Market advocates are forever going on about how competition is a good thing because will lead to lower prices; they never seem to take this to the logical conclusion that it will also result in smaller profits.
Wait a minute, profits and profit margins aren't the same thing.
I'll agree with you that a company that consistently maintains a large profit margin could be seen as being potentially fishy. But profit margins refer to a percentage of revenue - they're relative. Profits are absolute. It's entirely possible to have a low profit margin and rake in profits hand over fist - in particular by dealing in large volumes and increasing productivity.

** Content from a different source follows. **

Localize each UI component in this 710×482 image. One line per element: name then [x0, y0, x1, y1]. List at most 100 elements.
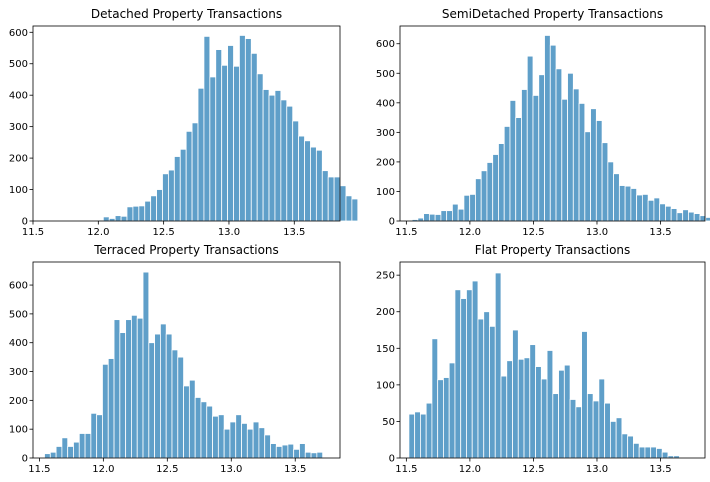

That's also the idea behind competition lowering prices. A simple example would be that Company a tries to increase it's productivity (say by investing in automation) so that it can make it's product more cheaply than Company B, lower the price, sell more of them than Company B (because they're cheaper) and still rake in the money at the same profit margin. It's the very reason, for example, that new technological gadgets always start out hideously expensive but then fall in price fairly rapidly. Compare the cost of netbook computers or blue-ray players from five years ago to today...drastic differences. Or alternatively, the prices stay the same, but the capabilities increase markedly. Such as the way that current standard desktop computers have roughly the same processor power of the high-end high-performance servers of five years ago.
Of course, I'm sure someone will say that any company that tries to lower its costs and increase productivity by automating is just trying to profit on the backs of the people it replaces with machines...so maybe you can't win.